The number of Minnesota foster care placements has decreased by more than a fifth since 2000. Five years ago, there were about 18,400 children placed in foster care — last year there were about 14,400. According to national figures from the Department of Health and Human Services, the number of children entering foster care has dipped more in Minnesota than in all but three states.
“The focus on moving children to permanency in shorter periods of time has had an impact on the number of kids in placement,” said Erin Sullivan Sutton, director of Minnesota Human Services Department’s division of Child Safety and Permanency.
At the same time, the state has worked to offer families the help they may need to stay together when possible — rather than moving the children quickly to a new foster family.
Policies also have encouraged that children be placed more frequently with relatives, rather than foster families the children might never have met. In 2000, just over 14 percent of all children were placed with relatives.

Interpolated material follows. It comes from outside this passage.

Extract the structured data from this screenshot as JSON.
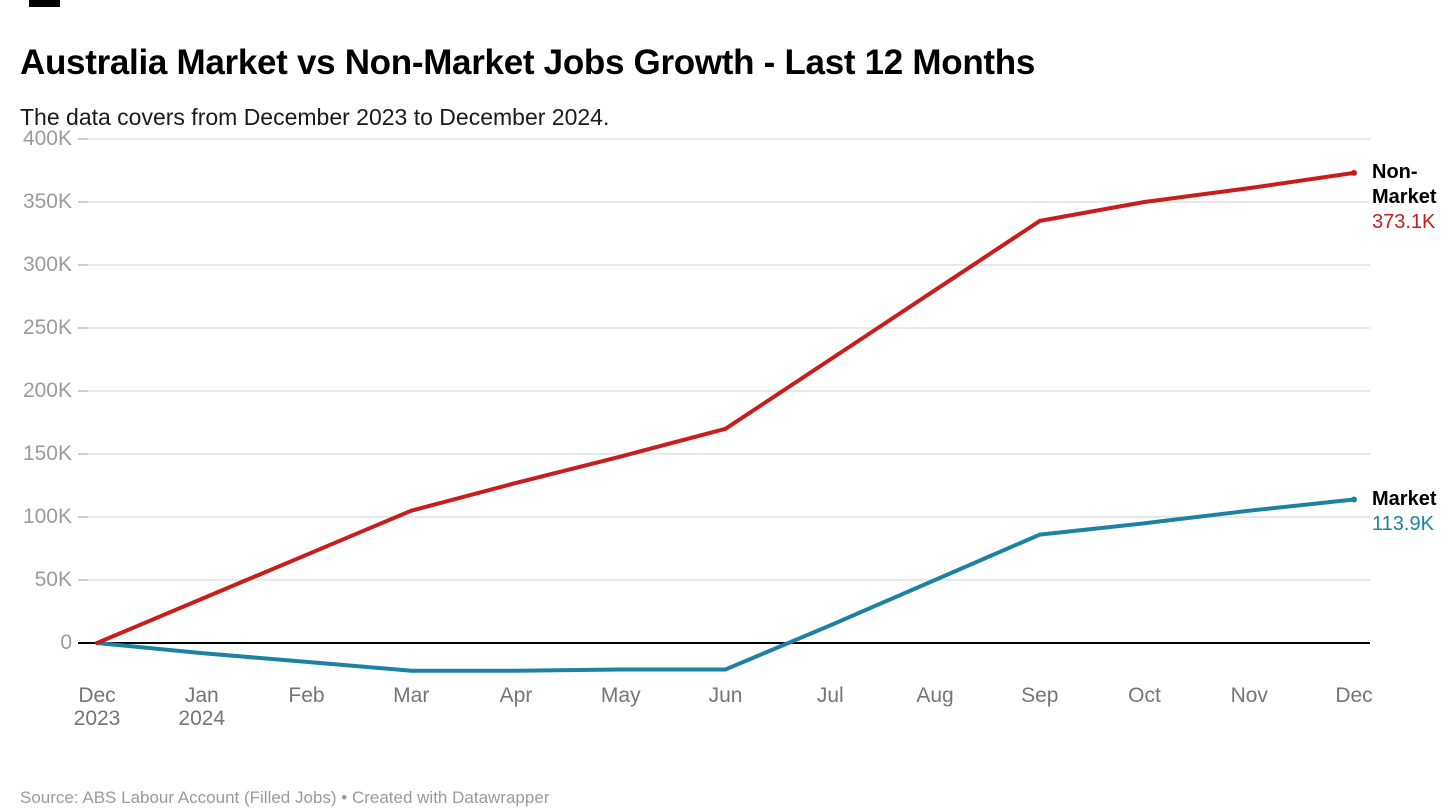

Four years later, more than 20 percent of the state’s wards made new homes with relatives.
Meanwhile, the Minnesota Supreme Court and the Human Services Department have begun working on a project called the Children’s Justice Initiative to improve children’s court experience.
The ultimate goal of all the changes in policy and attitude is to give children stable lives, said Sullivan Sutton.
Judy Howell, president of the Foster and Adoptive Care Association of Minnesota and a foster parent who has taken in 382 children over the past 25 years, endorses that goal. Still, she isn’t sure the dip in foster care numbers is good.
“It is always the most desirable outcome to have kids with their families,” said Howell, of Lake Elmo. But, she asked, “are we putting the kids in functional families or are we perpetuating the system?”
She said she doesn’t know the answer to that question but has observed that some of the foster children she has cared for recently are “tougher cases.”
“Foster care was beyond what they needed,” said Howell, who also adopted three of the children she has been a foster parent to. She worries that “the bar for entering foster care is higher,” in part because of budget pressure, and that means children in need of foster care do not get it soon enough.
Sullivan Sutton said that she doesn’t know whether the number of children placed in foster care now is the right size, but she said the state continually examines the systems in place to care for children.
“It is a delicate balance,” she said.